According to the American Migraine Foundation, 36 million Americans, or about 12% of the population, suffer from migraine headaches. 1 in 4 households in America have a member with migraine. Migraine is 3x more common in women than men and affects 30% of women over a lifetime. Although most people with migraine have a few attacks or less per month, 3% of the population have chronic migraine—the presence of at least 15 days of headache each month for at least 6 months.
This is a serious problem that is estimated to cost the U.S. healthcare system over $20 billion each year. Unfortunately, there is no known cure for the condition and current migraine treatments are inadequate for dealing with the problem.
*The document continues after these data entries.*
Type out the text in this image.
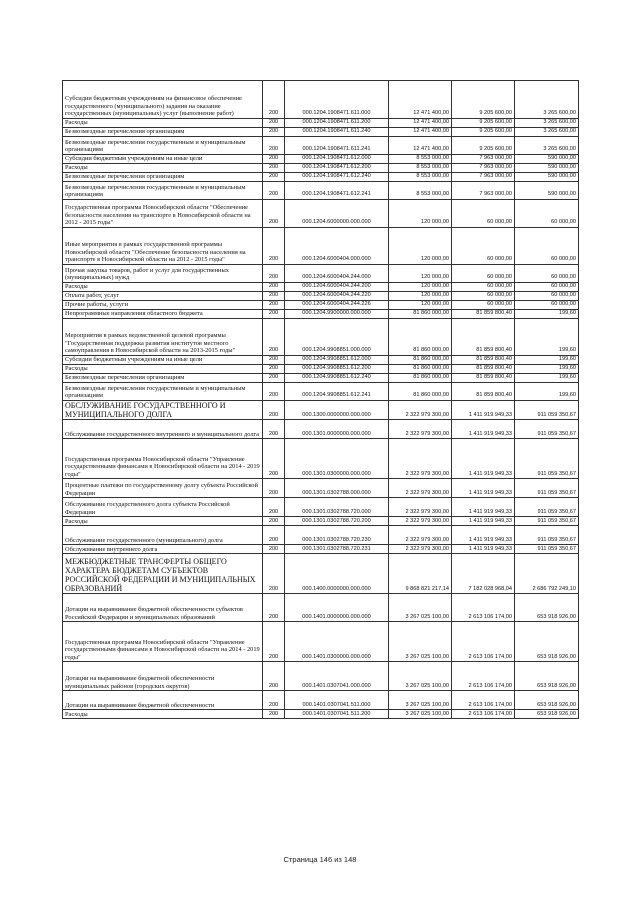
Субсидии бюджетным учреждениям на финансовое обеспечение государственного (муниципального) задания на оказание государственных (муниципальных) услуг (выполнение работ)	200	000.1204.1908471.611.000	12 471 400,00	9 205 600,00	3 265 600,00
Расходы	200	000.1204.1908471.611.200	12 471 400,00	9 205 600,00	3 265 600,00
Безвозмездные перечисления организациям	200	000.1204.1908471.611.240	12 471 400,00	9 205 600,00	3 265 600,00
Безвозмездные перечисления государственным и муниципальным организациям	200	000.1204.1908471.611.241	12 471 400,00	9 205 600,00	3 265 600,00
Субсидии бюджетным учреждениям на иные цели	200	000.1204.1908471.612.000	8 553 000,00	7 963 000,00	590 000,00
Расходы	200	000.1204.1908471.612.200	8 553 000,00	7 963 000,00	590 000,00
Безвозмездные перечисления организациям	200	000.1204.1908471.612.240	8 553 000,00	7 963 000,00	590 000,00
Безвозмездные перечисления государственным и муниципальным организациям	200	000.1204.1908471.612.241	8 553 000,00	7 963 000,00	590 000,00
Государственная программа Новосибирской области "Обеспечение безопасности населения на транспорте в Новосибирской области на 2012 - 2015 годы"	200	000.1204.6000000.000.000	120 000,00	60 000,00	60 000,00
Иные мероприятия в рамках государственной программы Новосибирской области "Обеспечение безопасности населения на транспорте в Новосибирской области на 2012 - 2015 годы"	200	000.1204.6000404.000.000	120 000,00	60 000,00	60 000,00
Прочая закупка товаров, работ и услуг для государственных (муниципальных) нужд	200	000.1204.6000404.244.000	120 000,00	60 000,00	60 000,00
Расходы	200	000.1204.6000404.244.200	120 000,00	60 000,00	60 000,00
Оплата работ, услуг	200	000.1204.6000404.244.220	120 000,00	60 000,00	60 000,00
Прочие работы, услуги	200	000.1204.6000404.244.226	120 000,00	60 000,00	60 000,00
Непрограммные направления областного бюджета	200	000.1204.9900000.000.000	81 860 000,00	81 859 800,40	199,60
Мероприятия в рамках ведомственной целевой программы "Государственная поддержка развития институтов местного самоуправления в Новосибирской области на 2013-2015 годы"	200	000.1204.9908851.000.000	81 860 000,00	81 859 800,40	199,60
Субсидии бюджетным учреждениям на иные цели	200	000.1204.9908851.612.000	81 860 000,00	81 859 800,40	199,60
Расходы	200	000.1204.9908851.612.200	81 860 000,00	81 859 800,40	199,60
Безвозмездные перечисления организациям	200	000.1204.9908851.612.240	81 860 000,00	81 859 800,40	199,60
Безвозмездные перечисления государственным и муниципальным организациям	200	000.1204.9908851.612.241	81 860 000,00	81 859 800,40	199,60
ОБСЛУЖИВАНИЕ ГОСУДАРСТВЕННОГО И МУНИЦИПАЛЬНОГО ДОЛГА	200	000.1300.0000000.000.000	2 322 979 300,00	1 411 919 949,33	911 059 350,67
Обслуживание государственного внутреннего и муниципального долга	200	000.1301.0000000.000.000	2 322 979 300,00	1 411 919 949,33	911 059 350,67
Государственная программа Новосибирской области "Управление государственными финансами в Новосибирской области на 2014 - 2019 годы"	200	000.1301.0300000.000.000	2 322 979 300,00	1 411 919 949,33	911 059 350,67
Процентные платежи по государственному долгу субъекта Российской Федерации	200	000.1301.0302788.000.000	2 322 979 300,00	1 411 919 949,33	911 059 350,67
Обслуживание государственного долга субъекта Российской Федерации	200	000.1301.0302788.720.000	2 322 979 300,00	1 411 919 949,33	911 059 350,67
Расходы	200	000.1301.0302788.720.200	2 322 979 300,00	1 411 919 949,33	911 059 350,67
Обслуживание государственного (муниципального) долга	200	000.1301.0302788.720.230	2 322 979 300,00	1 411 919 949,33	911 059 350,67
Обслуживание внутреннего долга	200	000.1301.0302788.720.231	2 322 979 300,00	1 411 919 949,33	911 059 350,67
МЕЖБЮДЖЕТНЫЕ ТРАНСФЕРТЫ ОБЩЕГО ХАРАКТЕРА БЮДЖЕТАМ СУБЪЕКТОВ РОССИЙСКОЙ ФЕДЕРАЦИИ И МУНИЦИПАЛЬНЫХ ОБРАЗОВАНИЙ	200	000.1400.0000000.000.000	9 868 821 217,14	7 182 028 968,04	2 686 792 249,10
Дотации на выравнивание бюджетной обеспеченности субъектов Российской Федерации и муниципальных образований	200	000.1401.0000000.000.000	3 267 025 100,00	2 613 106 174,00	653 918 926,00
Государственная программа Новосибирской области "Управление государственными финансами в Новосибирской области на 2014 - 2019 годы"	200	000.1401.0300000.000.000	3 267 025 100,00	2 613 106 174,00	653 918 926,00
Дотации на выравнивание бюджетной обеспеченности муниципальных районов (городских округов)	200	000.1401.0307041.000.000	3 267 025 100,00	2 613 106 174,00	653 918 926,00
Дотации на выравнивание бюджетной обеспеченности	200	000.1401.0307041.511.000	3 267 025 100,00	2 613 106 174,00	653 918 926,00
Расходы	200	000.1401.0307041.511.200	3 267 025 100,00	2 613 106 174,00	653 918 926,00
Страница 146 из 148
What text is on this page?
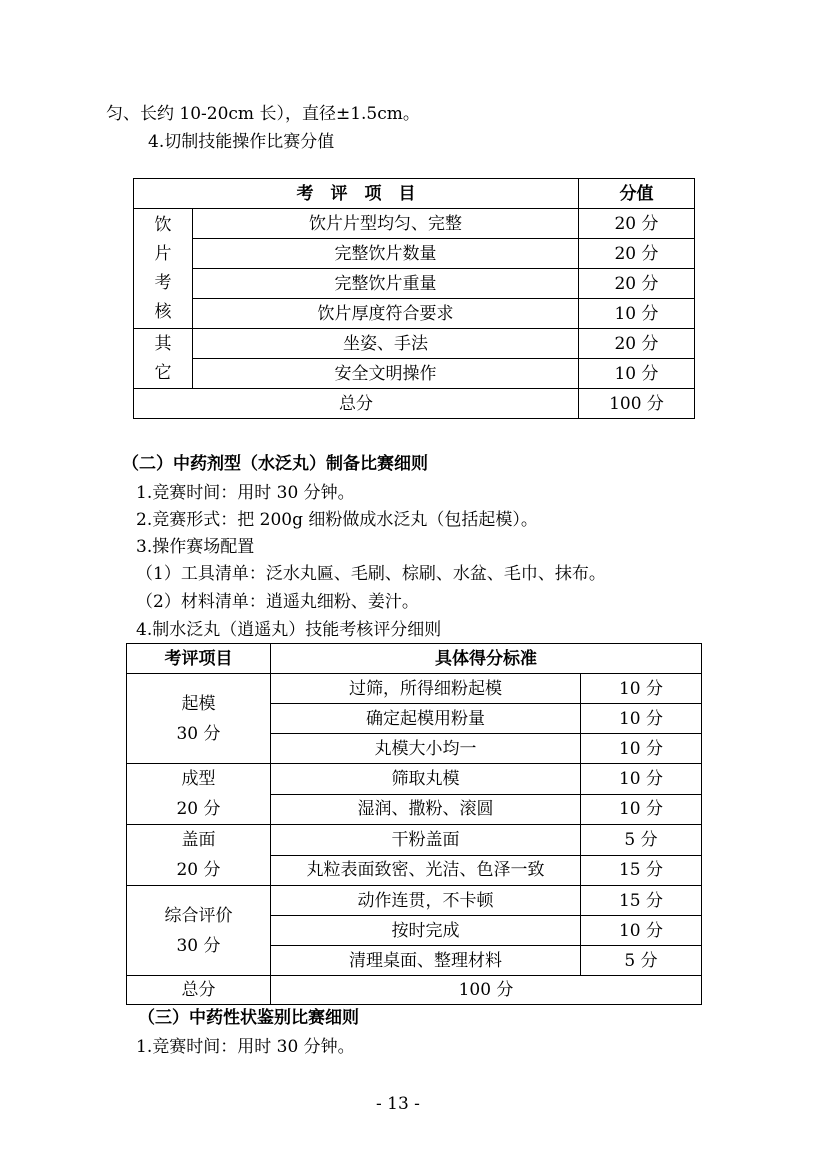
匀、长约 10-20cm 长），直径±1.5cm。
4.切制技能操作比赛分值
考　评　项　目		分值

饮
片
考
核	饮片片型均匀、完整	20 分
	完整饮片数量	20 分
	完整饮片重量	20 分
	饮片厚度符合要求	10 分

其
它	坐姿、手法	20 分
	安全文明操作	10 分
总分		100 分
（二）中药剂型（水泛丸）制备比赛细则
1.竞赛时间：用时 30 分钟。
2.竞赛形式：把 200g 细粉做成水泛丸（包括起模）。
3.操作赛场配置
（1）工具清单：泛水丸匾、毛刷、棕刷、水盆、毛巾、抹布。
（2）材料清单：逍遥丸细粉、姜汁。
4.制水泛丸（逍遥丸）技能考核评分细则
考评项目	具体得分标准	

起模
30 分	过筛，所得细粉起模	10 分
	确定起模用粉量	10 分
	丸模大小均一	10 分

成型
20 分	筛取丸模	10 分
	湿润、撒粉、滚圆	10 分

盖面
20 分	干粉盖面	5 分
	丸粒表面致密、光洁、色泽一致	15 分

综合评价
30 分	动作连贯，不卡顿	15 分
	按时完成	10 分
	清理桌面、整理材料	5 分
总分	100 分	
（三）中药性状鉴别比赛细则
1.竞赛时间：用时 30 分钟。
- 13 -
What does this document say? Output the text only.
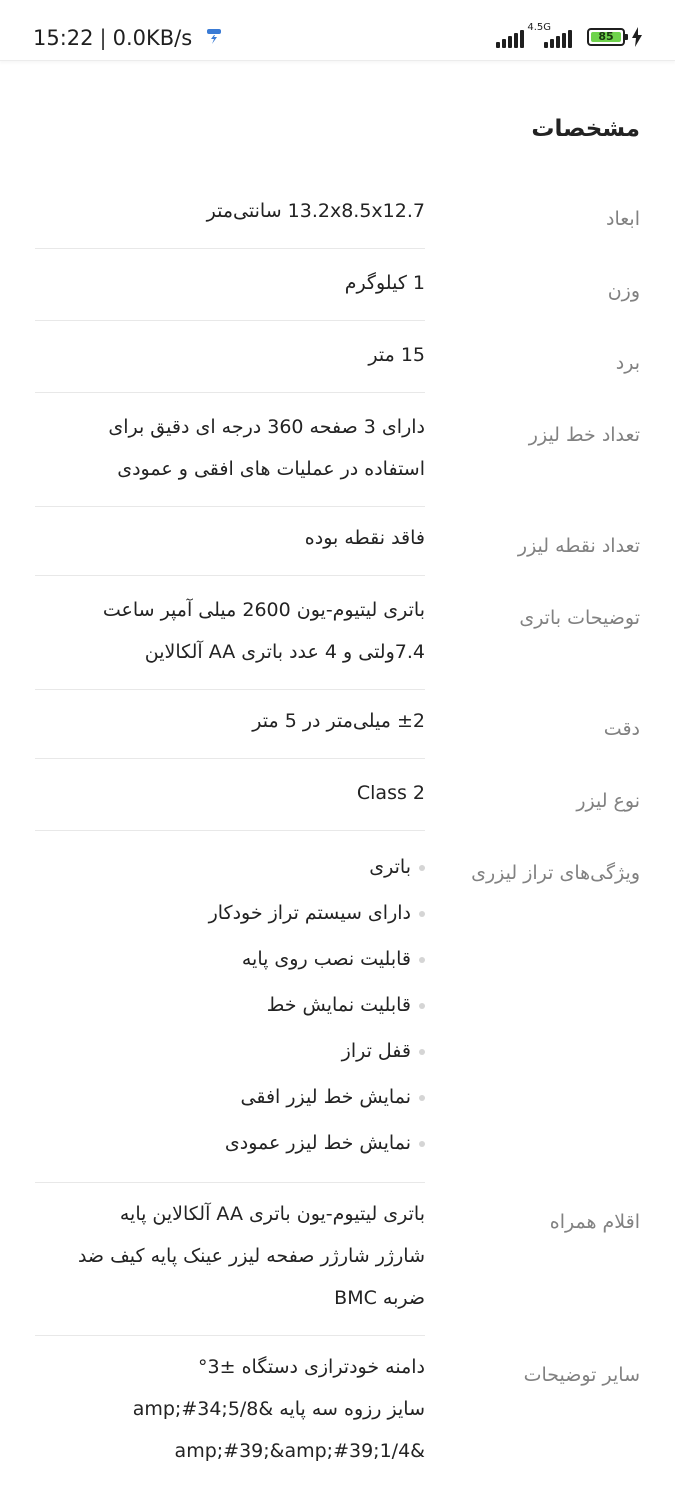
15:22 | 0.0KB/s	4.5G
85
مشخصات
ابعاد
13.2x8.5x12.7 سانتی‌متر
وزن
1 کیلوگرم
برد
15 متر
تعداد خط لیزر
دارای 3 صفحه 360 درجه ای دقیق برای
استفاده در عملیات های افقی و عمودی
تعداد نقطه لیزر
فاقد نقطه بوده
توضیحات باتری
باتری لیتیوم-یون 2600 میلی آمپر ساعت
7.4ولتی و 4 عدد باتری AA آلکالاین
دقت
±2 میلی‌متر در 5 متر
نوع لیزر
Class 2
ویژگی‌های تراز لیزری
باتری
دارای سیستم تراز خودکار
قابلیت نصب روی پایه
قابلیت نمایش خط
قفل تراز
نمایش خط لیزر افقی
نمایش خط لیزر عمودی
اقلام همراه
باتری لیتیوم-یون باتری AA آلکالاین پایه
شارژر شارژر صفحه لیزر عینک پایه کیف ضد
ضربه BMC
سایر توضیحات
دامنه خودترازی دستگاه ±3°
سایز رزوه سه پایه &amp;#34;5/8
&amp;#39;&amp;#39;1/4
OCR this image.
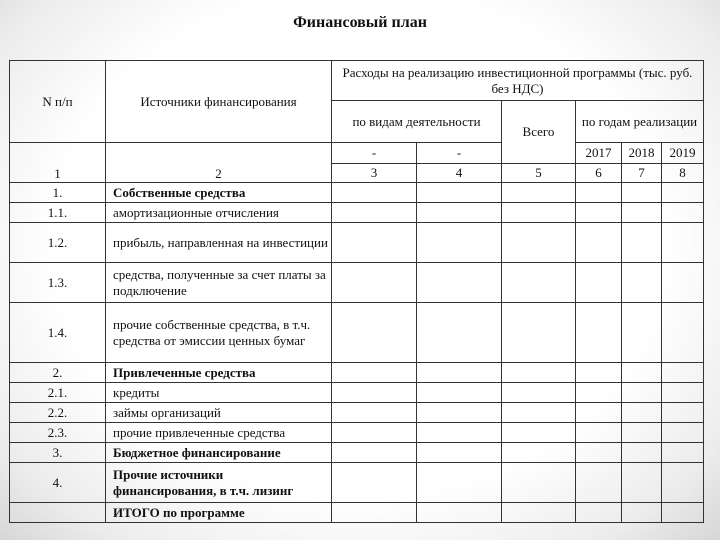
Финансовый план
N п/п	Источники финансирования	Расходы на реализацию инвестиционной программы (тыс. руб. без НДС)					
		по видам деятельности		Всего	по годам реализации		
1	2	-	-		2017	2018	2019
		3	4	5	6	7	8
1.	Собственные средства						
1.1.	амортизационные отчисления						
1.2.	прибыль, направленная на инвестиции						
1.3.	средства, полученные за счет платы за подключение						
1.4.	прочие собственные средства, в т.ч. средства от эмиссии ценных бумаг						
2.	Привлеченные средства						
2.1.	кредиты						
2.2.	займы организаций						
2.3.	прочие привлеченные средства						
3.	Бюджетное финансирование						
4.	Прочие источники финансирования, в т.ч. лизинг						
	ИТОГО по программе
CBD: The Great Cannabinoid Hope
As it stands today, there is little research on the efficacy of cannabidiol (CBD) in treating migraine headaches. However, with anecdotal evidence mounting from an ever-growing number of people who swear by cannabis, researchers are beginning to explore the possibility that the next breakthrough for migraine medication could be closely linked to the endocannabinoid system.
In the medical journal Experimental Neurology, researchers reviewed experimental and clinical data on the link between the ECS system and migraines and concluded that, “Although the exact ECS-dependent mechanisms underlying migraine are not fully understood, the available results strongly suggest that activation of ECS could represent a promising therapeutical tool for reducing both the physiological and inflammatory components of pain that are likely involved in migraine attacks.”
In another study published in the Journal of Headache and Pain, researchers found that anandamide, a fatty acid neurotransmitter in the body known as the “bliss molecule”, had an anti-nociceptive (anti-pain) effect on mice with induced sensitivity to migraines. They concluded that a dysfunction of the (ECS) system may contribute to the development of migraine attacks and that pharmacological drugs that can modulate (influence or control) cannabinoid receptors CB1 and CB2 can be useful for the treatment of migraine pain.
This is extremely important because CBD has the proven ability to regulate how much anandamide is in the body.
CBD inhibits the fatty acid amide hydroxylase (FAAH) enzyme which breaks down anandamide. Furthermore, CBD inhibits the deactivation of anandamide which enhances anandamide signaling as well. These actions can increase the availability of anandamide in the extracellular space which allows it to continue producing its anti-pain response.
Of course, specific research needs to be done before jumping to any conclusions. But based on these observations and cannabidiol’s known capabilities, CBD’s mechanism of action as an inhibitor could play an important role in unlocking the mystery of chronic migraines.